Jun 20 2018

Graham Legislation Protects Families, Quickly Addresses Immigration Status

WASHINGTON – U.S. Senator Lindsey Graham (R-South Carolina) introduced the Keep Families Together and Enforce the Law Act, legislation to prohibit family separation and prioritize the resolution of immigration cases involving children and families. 

“My goal is to make sure families are not separated, but also prevent the rampant abuse of ‘catch and release’ where people are being released who never show up for their court date,” said Graham. “This bill prevents breaking up real families, but requires adults to show up for court.”

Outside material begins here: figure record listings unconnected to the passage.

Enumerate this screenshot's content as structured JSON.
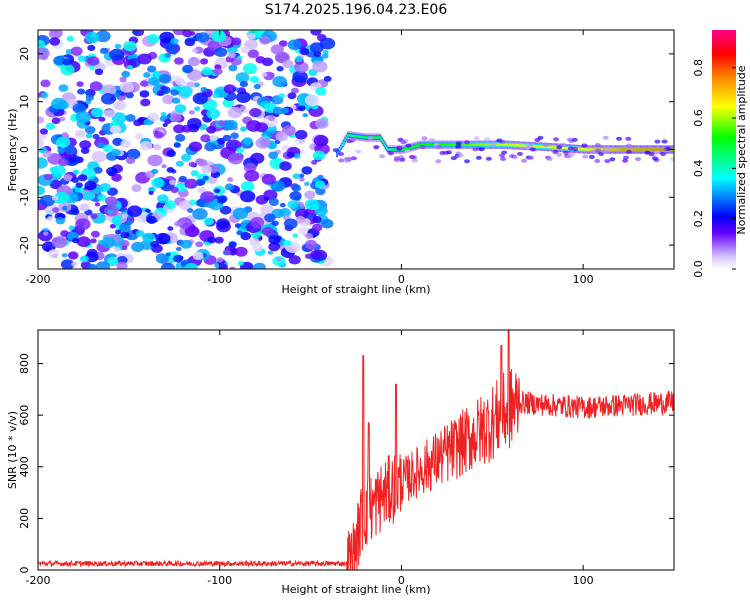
{
  "title": "S174.2025.196.04.23.E06",
  "chart_data": [
    {
      "type": "heatmap",
      "xlabel": "Height of straight line (km)",
      "ylabel": "Frequency (Hz)",
      "xlim": [
        -200,
        150
      ],
      "ylim": [
        -25,
        25
      ],
      "xticks": [
        -200,
        -100,
        0,
        100
      ],
      "yticks": [
        -20,
        -10,
        0,
        10,
        20
      ],
      "grid": false,
      "colorbar": {
        "label": "Normalized spectral amplitude",
        "range": [
          0.0,
          0.95
        ],
        "ticks": [
          0.0,
          0.2,
          0.4,
          0.6,
          0.8
        ],
        "colors": [
          "#d8c8ff",
          "#5500ff",
          "#0000ff",
          "#00ffff",
          "#00ff00",
          "#ffff00",
          "#ff8800",
          "#ff0000",
          "#ff0088"
        ]
      },
      "noise_region_x": [
        -200,
        -40
      ],
      "noise_amplitude": 0.35,
      "ridge": [
        {
          "x": -36,
          "f": -1,
          "amp": 0.3
        },
        {
          "x": -30,
          "f": 3,
          "amp": 0.45
        },
        {
          "x": -20,
          "f": 2.5,
          "amp": 0.5
        },
        {
          "x": -12,
          "f": 2.5,
          "amp": 0.5
        },
        {
          "x": -8,
          "f": 0,
          "amp": 0.4
        },
        {
          "x": 0,
          "f": 0,
          "amp": 0.55
        },
        {
          "x": 10,
          "f": 1,
          "amp": 0.55
        },
        {
          "x": 30,
          "f": 1,
          "amp": 0.6
        },
        {
          "x": 55,
          "f": 1,
          "amp": 0.7
        },
        {
          "x": 80,
          "f": 0.5,
          "amp": 0.7
        },
        {
          "x": 100,
          "f": 0,
          "amp": 0.75
        },
        {
          "x": 120,
          "f": 0,
          "amp": 0.85
        },
        {
          "x": 150,
          "f": 0,
          "amp": 0.9
        }
      ]
    },
    {
      "type": "line",
      "xlabel": "Height of straight line (km)",
      "ylabel": "SNR (10 * v/v)",
      "xlim": [
        -200,
        150
      ],
      "ylim": [
        0,
        930
      ],
      "xticks": [
        -200,
        -100,
        0,
        100
      ],
      "yticks": [
        0,
        200,
        400,
        600,
        800
      ],
      "grid": false,
      "series": [
        {
          "color": "#ee2222",
          "trend": [
            {
              "x": -200,
              "y": 25
            },
            {
              "x": -30,
              "y": 25
            },
            {
              "x": -26,
              "y": 60
            },
            {
              "x": -22,
              "y": 200
            },
            {
              "x": -10,
              "y": 290
            },
            {
              "x": 0,
              "y": 340
            },
            {
              "x": 20,
              "y": 430
            },
            {
              "x": 40,
              "y": 520
            },
            {
              "x": 55,
              "y": 600
            },
            {
              "x": 65,
              "y": 650
            },
            {
              "x": 80,
              "y": 640
            },
            {
              "x": 100,
              "y": 630
            },
            {
              "x": 150,
              "y": 650
            }
          ],
          "spikes": [
            {
              "x": -21,
              "y": 830
            },
            {
              "x": -18,
              "y": 570
            },
            {
              "x": -3,
              "y": 720
            },
            {
              "x": 55,
              "y": 870
            },
            {
              "x": 59,
              "y": 930
            }
          ]
        }
      ]
    }
  ]
}
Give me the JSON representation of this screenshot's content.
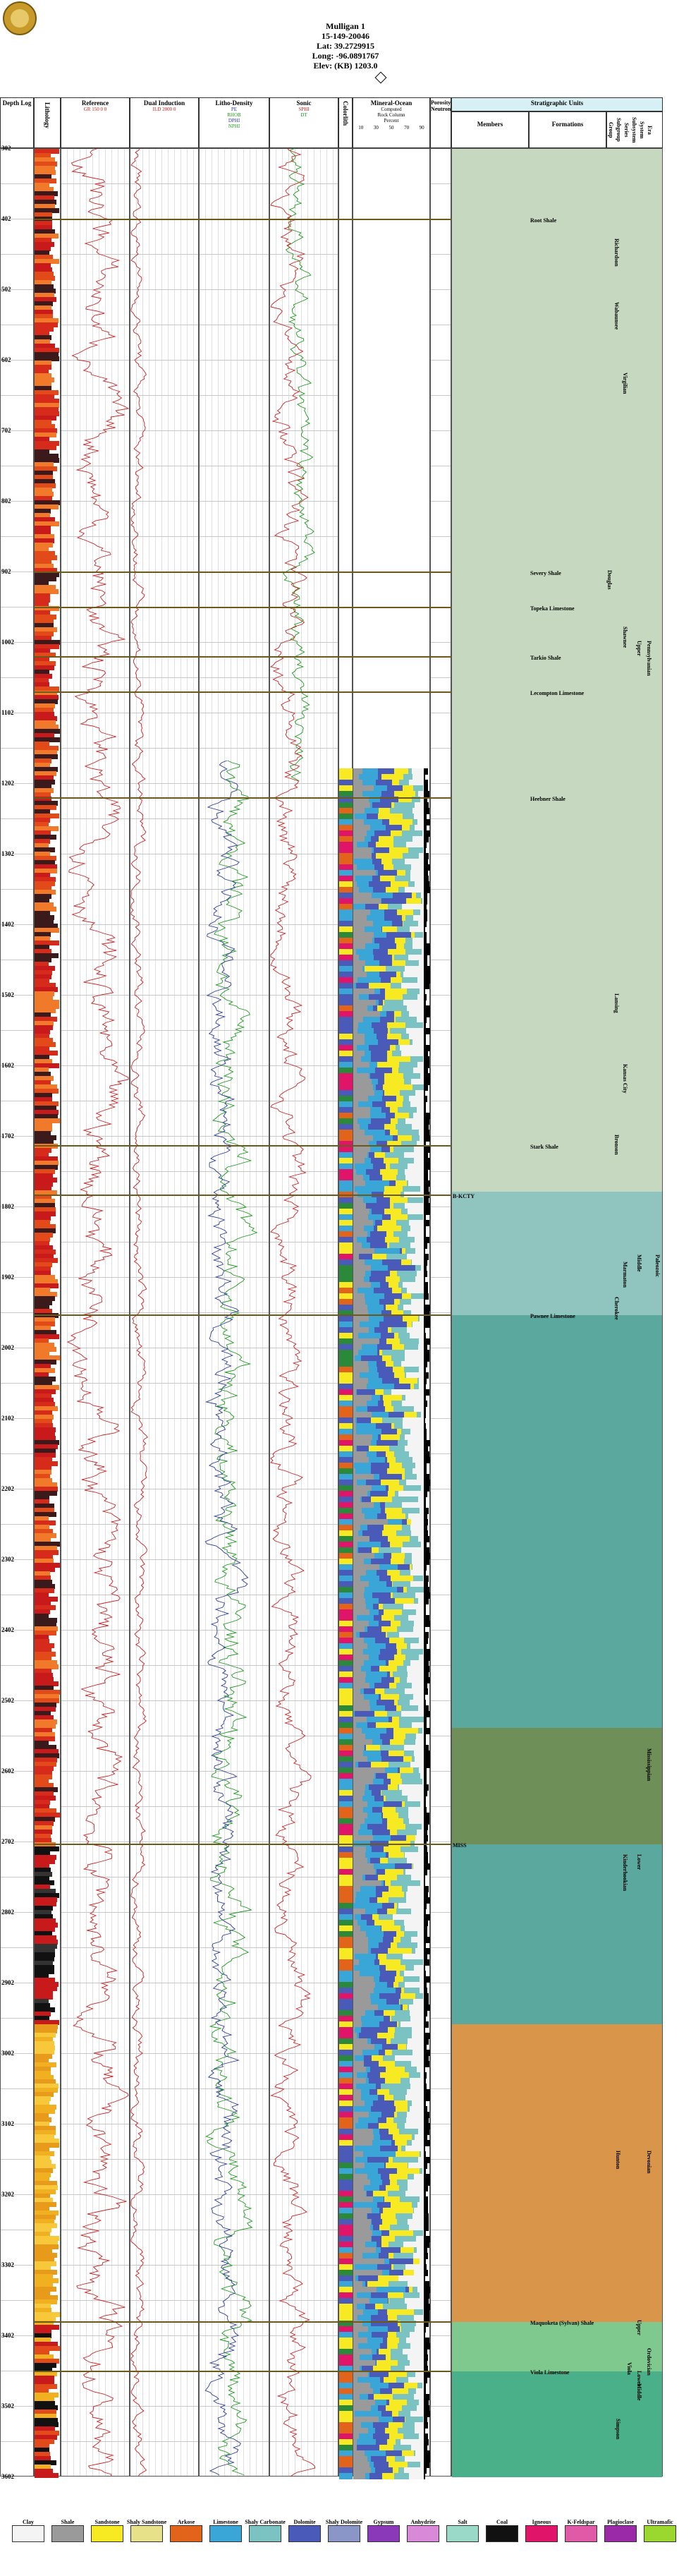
{
  "header": {
    "well_name": "Mulligan 1",
    "api": "15-149-20046",
    "lat": "Lat: 39.2729915",
    "long": "Long: -96.0891767",
    "elev": "Elev: (KB) 1203.0"
  },
  "columns": {
    "depth": "Depth Log",
    "lithology": "Lithology",
    "reference": "Reference",
    "reference_curve": "GR",
    "reference_scale": "150 0 0",
    "dual_induction": "Dual Induction",
    "dual_induction_curve": "ILD",
    "dual_induction_scale": "2000 0",
    "litho_density": "Litho-Density",
    "litho_density_curves": [
      "PE",
      "RHOB",
      "DPHI",
      "NPHI"
    ],
    "sonic": "Sonic",
    "sonic_curves": [
      "DT",
      "SPHI"
    ],
    "colorlith": "Colorlith",
    "mineral_oil": "Mineral-Ocean",
    "mineral_sub": [
      "Computed",
      "Rock Column",
      "Percent"
    ],
    "mineral_scale": [
      "10",
      "30",
      "50",
      "70",
      "90"
    ],
    "porosity": "Porosity Neutron",
    "strat": "Stratigraphic Units",
    "members": "Members",
    "formations": "Formations",
    "strat_cols": [
      "Group",
      "Subgroup",
      "Series",
      "Subsystem",
      "System",
      "Era"
    ]
  },
  "depths": [
    "302",
    "402",
    "502",
    "602",
    "702",
    "802",
    "902",
    "1002",
    "1102",
    "1202",
    "1302",
    "1402",
    "1502",
    "1602",
    "1702",
    "1802",
    "1902",
    "2002",
    "2102",
    "2202",
    "2302",
    "2402",
    "2502",
    "2602",
    "2702",
    "2802",
    "2902",
    "3002",
    "3102",
    "3202",
    "3302",
    "3402",
    "3502",
    "3602"
  ],
  "formations": [
    {
      "name": "Root Shale",
      "depth": 402
    },
    {
      "name": "Severy Shale",
      "depth": 902
    },
    {
      "name": "Topeka Limestone",
      "depth": 952
    },
    {
      "name": "Tarkio Shale",
      "depth": 1022
    },
    {
      "name": "Lecompton Limestone",
      "depth": 1072
    },
    {
      "name": "Heebner Shale",
      "depth": 1222
    },
    {
      "name": "Stark Shale",
      "depth": 1715
    },
    {
      "name": "B-KCTY",
      "depth": 1785
    },
    {
      "name": "Pawnee Limestone",
      "depth": 1955
    },
    {
      "name": "MISS",
      "depth": 2705
    },
    {
      "name": "Maquoketa (Sylvan) Shale",
      "depth": 3382
    },
    {
      "name": "Viola Limestone",
      "depth": 3452
    }
  ],
  "strat_labels": {
    "groups": [
      "Richardson",
      "Wabaunsee",
      "Virgilian",
      "Shawnee",
      "Douglas",
      "Lansing",
      "Kansas City",
      "Bronson",
      "Marmaton",
      "Cherokee",
      "Kinderhookian",
      "Hunton",
      "Viola",
      "Simpson"
    ],
    "series": [
      "Upper",
      "Middle",
      "Lower",
      "Upper",
      "Lower",
      "Middle"
    ],
    "systems": [
      "Pennsylvanian",
      "Mississippian",
      "Devonian",
      "Ordovician"
    ],
    "era": "Paleozoic"
  },
  "legend": [
    "Clay",
    "Shale",
    "Sandstone",
    "Shaly Sandstone",
    "Arkose",
    "Limestone",
    "Shaly Carbonate",
    "Dolomite",
    "Shaly Dolomite",
    "Gypsum",
    "Anhydrite",
    "Salt",
    "Coal",
    "Igneous",
    "K-Feldspar",
    "Plagioclase",
    "Ultramafic"
  ],
  "colors": {
    "clay": "#f4f4f4",
    "shale": "#9a9a9a",
    "sandstone": "#f7ea22",
    "shaly_sandstone": "#e7e18a",
    "arkose": "#e2631a",
    "limestone": "#3aa6d8",
    "shaly_carbonate": "#7bc3c3",
    "dolomite": "#4a5ab8",
    "shaly_dolomite": "#8a96c8",
    "gypsum": "#8a3ab8",
    "anhydrite": "#d88ad8",
    "salt": "#9ad8c8",
    "coal": "#111111",
    "igneous": "#e0156a",
    "kfeld": "#e05aa8",
    "plag": "#9a2aa8",
    "ultra": "#9ad830",
    "gr": "#cc2222",
    "ild": "#cc2222",
    "pe": "#2a3a9a",
    "nphi": "#1a9a1a",
    "dt": "#1a9a1a",
    "sphi": "#cc2222",
    "band_upper": "#c6d9c0",
    "band_teal": "#8fc4bf",
    "band_green": "#5aa89e",
    "band_brown": "#6f8f58",
    "band_orange": "#d9954a",
    "band_lightgreen": "#7fc98f",
    "band_deepgreen": "#4ab08a"
  }
}
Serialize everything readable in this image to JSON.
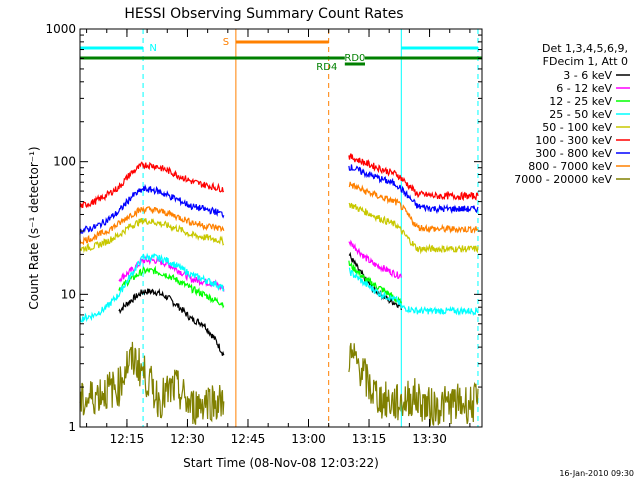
{
  "chart_data": {
    "type": "line",
    "title": "HESSI Observing Summary Count Rates",
    "xlabel": "Start Time (08-Nov-08 12:03:22)",
    "ylabel": "Count Rate (s⁻¹ detector⁻¹)",
    "x_range_minutes_utc": [
      "12:03:22",
      "13:43:00"
    ],
    "ylim": [
      1,
      1000
    ],
    "yscale": "log",
    "x_tick_labels": [
      "12:15",
      "12:30",
      "12:45",
      "13:00",
      "13:15",
      "13:30"
    ],
    "x_ticks": [
      "12:15",
      "12:30",
      "12:45",
      "13:00",
      "13:15",
      "13:30"
    ],
    "y_tick_labels": [
      "1",
      "10",
      "100",
      "1000"
    ],
    "y_ticks": [
      1,
      10,
      100,
      1000
    ],
    "legend": {
      "placement": "right",
      "header": [
        "Det 1,3,4,5,6,9,",
        "FDecim 1, Att 0"
      ]
    },
    "footer_date": "16-Jan-2010 09:30",
    "flags": [
      {
        "label": "N",
        "color": "#00ffff",
        "segments": [
          [
            "12:03:22",
            "12:19:00"
          ],
          [
            "13:23:00",
            "13:42:00"
          ]
        ]
      },
      {
        "label": "S",
        "color": "#ff8000",
        "segments": [
          [
            "12:42:00",
            "13:05:00"
          ]
        ]
      },
      {
        "label": "RD4",
        "color": "#008000",
        "segments": [
          [
            "12:03:22",
            "13:09:00"
          ]
        ]
      },
      {
        "label": "RD0",
        "color": "#008000",
        "segments": [
          [
            "13:09:00",
            "13:14:00"
          ]
        ]
      },
      {
        "label": "",
        "color": "#008000",
        "segments": [
          [
            "13:14:00",
            "13:43:00"
          ]
        ]
      }
    ],
    "vertical_markers": [
      {
        "color": "#00ffff",
        "style": "dashed",
        "x": "12:19:00"
      },
      {
        "color": "#ff8000",
        "style": "solid",
        "x": "12:42:00"
      },
      {
        "color": "#ff8000",
        "style": "dashed",
        "x": "13:05:00"
      },
      {
        "color": "#00ffff",
        "style": "solid",
        "x": "13:23:00"
      },
      {
        "color": "#00ffff",
        "style": "dashed",
        "x": "13:42:00"
      }
    ],
    "series": [
      {
        "name": "3 - 6 keV",
        "color": "#000000",
        "segments": [
          {
            "x": [
              "12:13:00",
              "12:16:00",
              "12:19:00",
              "12:22:00",
              "12:25:00",
              "12:28:00",
              "12:31:00",
              "12:34:00",
              "12:37:00",
              "12:39:00"
            ],
            "y": [
              7.5,
              9,
              10.5,
              10.5,
              9.5,
              8,
              6.5,
              6,
              4.5,
              3.5
            ]
          },
          {
            "x": [
              "13:10:00",
              "13:12:00",
              "13:14:00",
              "13:16:00",
              "13:18:00",
              "13:20:00",
              "13:22:00",
              "13:23:00"
            ],
            "y": [
              20,
              16,
              13,
              11,
              10,
              9,
              8.5,
              8
            ]
          }
        ]
      },
      {
        "name": "6 - 12 keV",
        "color": "#ff00ff",
        "segments": [
          {
            "x": [
              "12:13:00",
              "12:16:00",
              "12:19:00",
              "12:22:00",
              "12:25:00",
              "12:28:00",
              "12:31:00",
              "12:34:00",
              "12:37:00",
              "12:39:00"
            ],
            "y": [
              13,
              15,
              18,
              18,
              17,
              15,
              13,
              12.5,
              12,
              11
            ]
          },
          {
            "x": [
              "13:10:00",
              "13:12:00",
              "13:14:00",
              "13:16:00",
              "13:18:00",
              "13:20:00",
              "13:22:00",
              "13:23:00"
            ],
            "y": [
              25,
              22,
              19,
              17,
              16,
              15,
              14,
              14
            ]
          }
        ]
      },
      {
        "name": "12 - 25 keV",
        "color": "#00ff00",
        "segments": [
          {
            "x": [
              "12:13:00",
              "12:16:00",
              "12:19:00",
              "12:22:00",
              "12:25:00",
              "12:28:00",
              "12:31:00",
              "12:34:00",
              "12:37:00",
              "12:39:00"
            ],
            "y": [
              11,
              13,
              15,
              15,
              14,
              12.5,
              11,
              10,
              9,
              8.5
            ]
          },
          {
            "x": [
              "13:10:00",
              "13:12:00",
              "13:14:00",
              "13:16:00",
              "13:18:00",
              "13:20:00",
              "13:22:00",
              "13:23:00"
            ],
            "y": [
              17,
              15,
              13,
              12,
              11,
              10,
              9,
              8.5
            ]
          }
        ]
      },
      {
        "name": "25 - 50 keV",
        "color": "#00ffff",
        "segments": [
          {
            "x": [
              "12:03:22",
              "12:07:00",
              "12:10:00",
              "12:13:00",
              "12:16:00",
              "12:19:00",
              "12:22:00",
              "12:25:00",
              "12:28:00",
              "12:31:00",
              "12:34:00",
              "12:37:00",
              "12:39:00"
            ],
            "y": [
              6.5,
              7,
              8,
              10,
              14,
              19,
              19,
              18,
              16,
              14,
              13,
              12,
              11
            ]
          },
          {
            "x": [
              "13:10:00",
              "13:14:00",
              "13:18:00",
              "13:22:00",
              "13:23:00",
              "13:27:00",
              "13:32:00",
              "13:37:00",
              "13:42:00"
            ],
            "y": [
              15,
              12,
              10,
              9,
              8,
              7.5,
              7.5,
              7.5,
              7.5
            ]
          }
        ]
      },
      {
        "name": "50 - 100 keV",
        "color": "#c8c800",
        "segments": [
          {
            "x": [
              "12:03:22",
              "12:07:00",
              "12:10:00",
              "12:13:00",
              "12:16:00",
              "12:19:00",
              "12:22:00",
              "12:25:00",
              "12:28:00",
              "12:31:00",
              "12:34:00",
              "12:37:00",
              "12:39:00"
            ],
            "y": [
              22,
              23,
              25,
              28,
              33,
              36,
              35,
              33,
              31,
              28,
              27,
              26,
              25
            ]
          },
          {
            "x": [
              "13:10:00",
              "13:14:00",
              "13:18:00",
              "13:22:00",
              "13:23:00",
              "13:27:00",
              "13:32:00",
              "13:37:00",
              "13:42:00"
            ],
            "y": [
              48,
              42,
              37,
              33,
              30,
              22,
              22,
              22,
              22
            ]
          }
        ]
      },
      {
        "name": "100 - 300 keV",
        "color": "#ff0000",
        "segments": [
          {
            "x": [
              "12:03:22",
              "12:07:00",
              "12:10:00",
              "12:13:00",
              "12:16:00",
              "12:19:00",
              "12:22:00",
              "12:25:00",
              "12:28:00",
              "12:31:00",
              "12:34:00",
              "12:37:00",
              "12:39:00"
            ],
            "y": [
              46,
              50,
              56,
              64,
              82,
              95,
              93,
              86,
              78,
              71,
              67,
              64,
              62
            ]
          },
          {
            "x": [
              "13:10:00",
              "13:14:00",
              "13:18:00",
              "13:22:00",
              "13:23:00",
              "13:27:00",
              "13:32:00",
              "13:37:00",
              "13:42:00"
            ],
            "y": [
              110,
              98,
              88,
              80,
              75,
              57,
              55,
              55,
              55
            ]
          }
        ]
      },
      {
        "name": "300 - 800 keV",
        "color": "#0000ff",
        "segments": [
          {
            "x": [
              "12:03:22",
              "12:07:00",
              "12:10:00",
              "12:13:00",
              "12:16:00",
              "12:19:00",
              "12:22:00",
              "12:25:00",
              "12:28:00",
              "12:31:00",
              "12:34:00",
              "12:37:00",
              "12:39:00"
            ],
            "y": [
              30,
              32,
              36,
              42,
              54,
              62,
              61,
              56,
              51,
              46,
              44,
              42,
              40
            ]
          },
          {
            "x": [
              "13:10:00",
              "13:14:00",
              "13:18:00",
              "13:22:00",
              "13:23:00",
              "13:27:00",
              "13:32:00",
              "13:37:00",
              "13:42:00"
            ],
            "y": [
              92,
              82,
              74,
              67,
              62,
              46,
              44,
              44,
              44
            ]
          }
        ]
      },
      {
        "name": "800 - 7000 keV",
        "color": "#ff8000",
        "segments": [
          {
            "x": [
              "12:03:22",
              "12:07:00",
              "12:10:00",
              "12:13:00",
              "12:16:00",
              "12:19:00",
              "12:22:00",
              "12:25:00",
              "12:28:00",
              "12:31:00",
              "12:34:00",
              "12:37:00",
              "12:39:00"
            ],
            "y": [
              25,
              27,
              30,
              34,
              40,
              44,
              43,
              41,
              38,
              35,
              33,
              32,
              31
            ]
          },
          {
            "x": [
              "13:10:00",
              "13:14:00",
              "13:18:00",
              "13:22:00",
              "13:23:00",
              "13:27:00",
              "13:32:00",
              "13:37:00",
              "13:42:00"
            ],
            "y": [
              68,
              60,
              54,
              49,
              46,
              32,
              31,
              31,
              31
            ]
          }
        ]
      },
      {
        "name": "7000 - 20000 keV",
        "color": "#808000",
        "segments": [
          {
            "x": [
              "12:03:22",
              "12:08:00",
              "12:13:00",
              "12:15:00",
              "12:17:00",
              "12:19:00",
              "12:23:00",
              "12:27:00",
              "12:31:00",
              "12:35:00",
              "12:39:00"
            ],
            "y": [
              1.5,
              1.8,
              2.0,
              3.0,
              3.2,
              2.6,
              1.6,
              2.0,
              1.4,
              1.6,
              1.5
            ]
          },
          {
            "x": [
              "13:10:00",
              "13:13:00",
              "13:15:00",
              "13:18:00",
              "13:22:00",
              "13:26:00",
              "13:30:00",
              "13:36:00",
              "13:42:00"
            ],
            "y": [
              3.5,
              2.8,
              2.0,
              1.6,
              1.5,
              1.7,
              1.4,
              1.5,
              1.5
            ]
          }
        ]
      }
    ]
  }
}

Among the highlights of the legislation:

Prohibits Family Separation and Protects Children at Risk of Harm

  • The legislation gives the Department of Homeland Security (DHS) the clear legal authority to keep children under the age of 18 with their families in residential centers, and requires them to keep families together during their legal proceedings.
  • The only time children will be separated is if there is a clear danger to the health and safety of the child, including cases where DHS cannot verify that the individual is actually the parent of the child, the parent has a violent history of committing aggravated felonies, or the child has been a victim of sexual or domestic abuse or trafficking.

Authorizes More Immigration Court Judges to Prioritizes Adjudication of Family Cases

  • Authorizes 225 new immigration judges to conduct proceedings for children and families that are apprehended at the border.  The legislation also requires DHS to prioritize resolving the cases of children and families in family residential centers.

Provides More Money for Family Residential Centers and Sets Mandatory Standards of Care

  • Authorizes the Secretary of Homeland Security to increase the number of family residential beds and sets standards to ensure families are treated humanely and fairly pending the outcome of their case.

Graham, along with Senators Thom Tillis (R-NC), Marco Rubio (R-FL), Ron Johnson (R-WI), Tom Cotton (R-AR), John Cornyn (R-TX), Ted Cruz (R-TX) and Dean Heller (R-NV), introduced the legislation this afternoon.